1. Deal with blockchain tracing firm
2. Discover that firm selling client data
3. Don’t disclose this to anyone
4. Buy a firm that is made up of human rights violators
5. Profit?!? https://t.co/9om7HRxape
— Riccardo Spagni (@fluffypony) March 3, 2019
NEUTRINO, HACKING TEAM, AND SURVEILLANCE
Neutrino bills itself as a go-to analytics platform for helping law enforcement agencies and financial institutions keep track of transactions on the blockchain. Previously, Neutrino CEO Giancarlo Russo, CTO Alberto Ornaghi, and CRO Marco Valleri used to ply their wares as cyber gurus for a firm known called Hacking Team.
On its website, the Hacking Team says:
We believe that fighting crime should be easy; we provide effective, easy-to-use offensive technology to the worldwide law enforcement and intelligence communities.
On the “Solutions” page of the Hacking Team’s website, the company sheds light on the nature of the tools that are being sold to governments around the world:
Criminals and terrorists rely on mobile phones, tablets, lap tops and computers equipped with universal end-to-end encryption to hide their activity. Their secret communications and encrypted files can be critical to investigating, preventing and prosecuting crime. Hacking Team provides law enforcement an effective, easy-to-use solution.

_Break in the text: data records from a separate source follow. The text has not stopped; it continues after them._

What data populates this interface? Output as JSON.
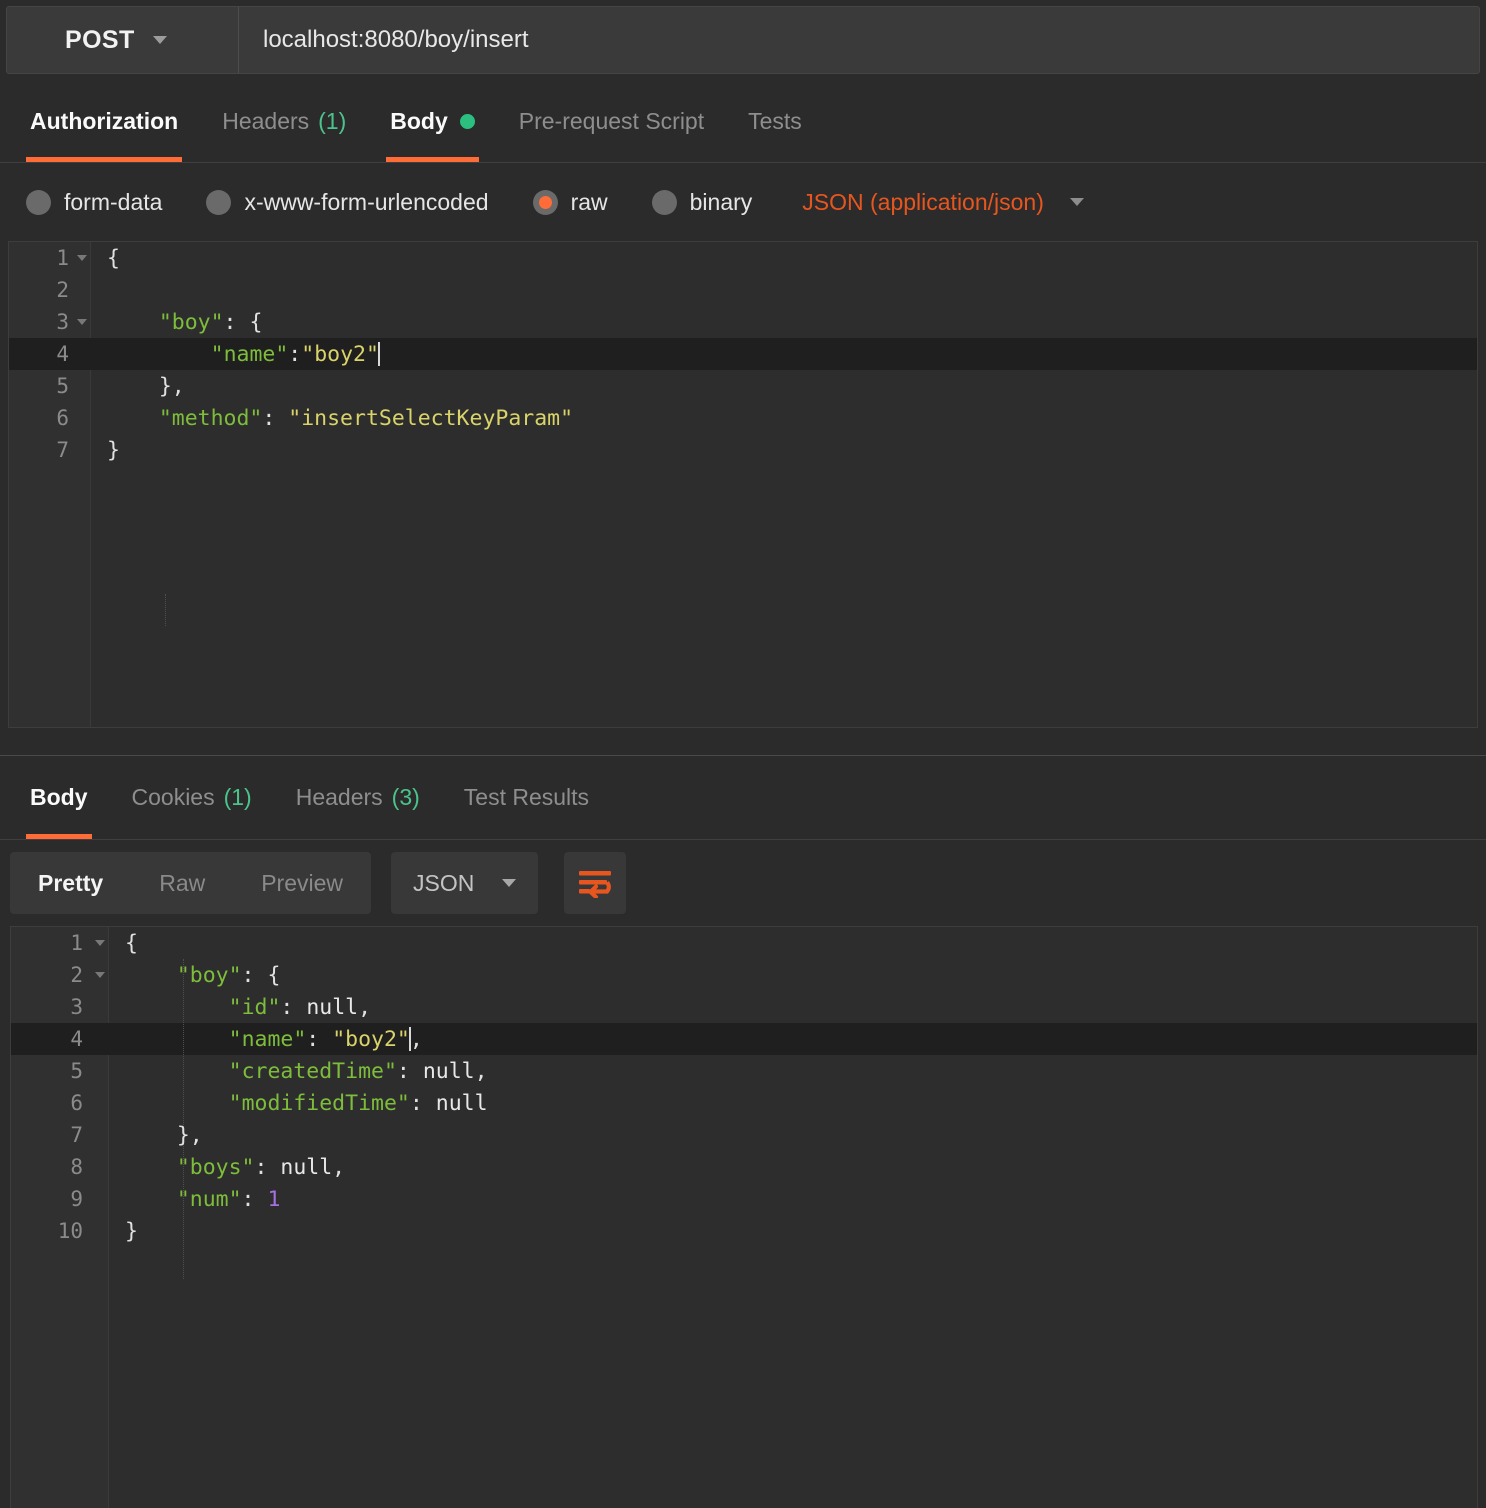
{
  "request": {
    "method": "POST",
    "url": "localhost:8080/boy/insert",
    "tabs": [
      {
        "label": "Authorization",
        "count": "",
        "active": false
      },
      {
        "label": "Headers",
        "count": "(1)",
        "active": false
      },
      {
        "label": "Body",
        "count": "",
        "active": true,
        "dot": true
      },
      {
        "label": "Pre-request Script",
        "count": "",
        "active": false
      },
      {
        "label": "Tests",
        "count": "",
        "active": false
      }
    ],
    "body_types": [
      {
        "label": "form-data",
        "selected": false
      },
      {
        "label": "x-www-form-urlencoded",
        "selected": false
      },
      {
        "label": "raw",
        "selected": true
      },
      {
        "label": "binary",
        "selected": false
      }
    ],
    "content_type": "JSON (application/json)",
    "body_lines": [
      {
        "n": "1",
        "fold": true,
        "active": false,
        "text": "{"
      },
      {
        "n": "2",
        "fold": false,
        "active": false,
        "text": ""
      },
      {
        "n": "3",
        "fold": true,
        "active": false,
        "text": "    \"boy\": {"
      },
      {
        "n": "4",
        "fold": false,
        "active": true,
        "text": "        \"name\":\"boy2\""
      },
      {
        "n": "5",
        "fold": false,
        "active": false,
        "text": "    },"
      },
      {
        "n": "6",
        "fold": false,
        "active": false,
        "text": "    \"method\": \"insertSelectKeyParam\""
      },
      {
        "n": "7",
        "fold": false,
        "active": false,
        "text": "}"
      }
    ]
  },
  "response": {
    "tabs": [
      {
        "label": "Body",
        "count": "",
        "active": true
      },
      {
        "label": "Cookies",
        "count": "(1)",
        "active": false
      },
      {
        "label": "Headers",
        "count": "(3)",
        "active": false
      },
      {
        "label": "Test Results",
        "count": "",
        "active": false
      }
    ],
    "view_modes": [
      {
        "label": "Pretty",
        "active": true
      },
      {
        "label": "Raw",
        "active": false
      },
      {
        "label": "Preview",
        "active": false
      }
    ],
    "format": "JSON",
    "wrap_icon": "word-wrap-icon",
    "body_lines": [
      {
        "n": "1",
        "fold": true,
        "active": false,
        "text": "{"
      },
      {
        "n": "2",
        "fold": true,
        "active": false,
        "text": "    \"boy\": {"
      },
      {
        "n": "3",
        "fold": false,
        "active": false,
        "text": "        \"id\": null,"
      },
      {
        "n": "4",
        "fold": false,
        "active": true,
        "text": "        \"name\": \"boy2\","
      },
      {
        "n": "5",
        "fold": false,
        "active": false,
        "text": "        \"createdTime\": null,"
      },
      {
        "n": "6",
        "fold": false,
        "active": false,
        "text": "        \"modifiedTime\": null"
      },
      {
        "n": "7",
        "fold": false,
        "active": false,
        "text": "    },"
      },
      {
        "n": "8",
        "fold": false,
        "active": false,
        "text": "    \"boys\": null,"
      },
      {
        "n": "9",
        "fold": false,
        "active": false,
        "text": "    \"num\": 1"
      },
      {
        "n": "10",
        "fold": false,
        "active": false,
        "text": "}"
      }
    ]
  },
  "colors": {
    "accent": "#ff6c37",
    "accent_text": "#e8561f",
    "green_count": "#4cc38a",
    "status_dot": "#2bc07f",
    "json_key": "#7dbd3b",
    "json_string": "#d9d36a",
    "json_number": "#a371e0",
    "background": "#2b2b2b",
    "editor_background": "#2d2d2d"
  }
}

When I said it would be great to have more infosec people involved in the “crypto” space, I didn’t mean the largest US exchange should acquire an analysis tools company run by a former Hacking Team member, but here we are
— Amber ☘️ (@AmberBaldet) February 24, 2019
reportedly includes Mexico, Oman, Kazakhstan, Uzbekistan, Bahrain, Ethiopia, Nigeria, Sudan, and others. In some instances, the Hacking Team’s tools have apparently been deployed to spy on journalists and dissidents instead of criminals.
On it’s “About Us” page, Hacking Team notes that its technology “is used daily to fight crime in six continents.”
HACKING TEAM’S SAUDI PARTNERSHIP REVEALED
Supporting good-faith efforts to prosecute crime sounds reasonable enough. Different countries adhere to unique criminal codes, though. Speaking out against the government is legal in many countries, but not in others. For instance, Saudi Arabia has imprisoned women’s rights activists, journalists, and government critics. And in late 2017, Riyadh passed an “antiterrorism” law that tied certain “nonviolent political and religious speech” with prison time, according to a report by Freedom House.
Saud al-Qahtani, head of the Center for Studies and Media Affairs in the Saudi capital, has reportedly been one of Hacking Team’s clients.
“Qahtani and his cyber colleagues worked at first with an Italian company called Hacking Team,” the Washington Post’s David Ignatius reported in December, citing “many knowledgeable sources who requested anonymity to discuss sensitive intelligence matters.”
Qhatani worked with Hacking Team as he built “a network of surveillance and social-media manipulation to advance MBS’s agenda and suppress his enemies,” the WashPost report notes.
HACKING TEAM IN THE U.S.
In 2012, the U.S. Drug Enforcement Administration (DEA) spent $2.4 million on Hacking Team’s Remote Control System, which lets government agents remotely access communications data on a device.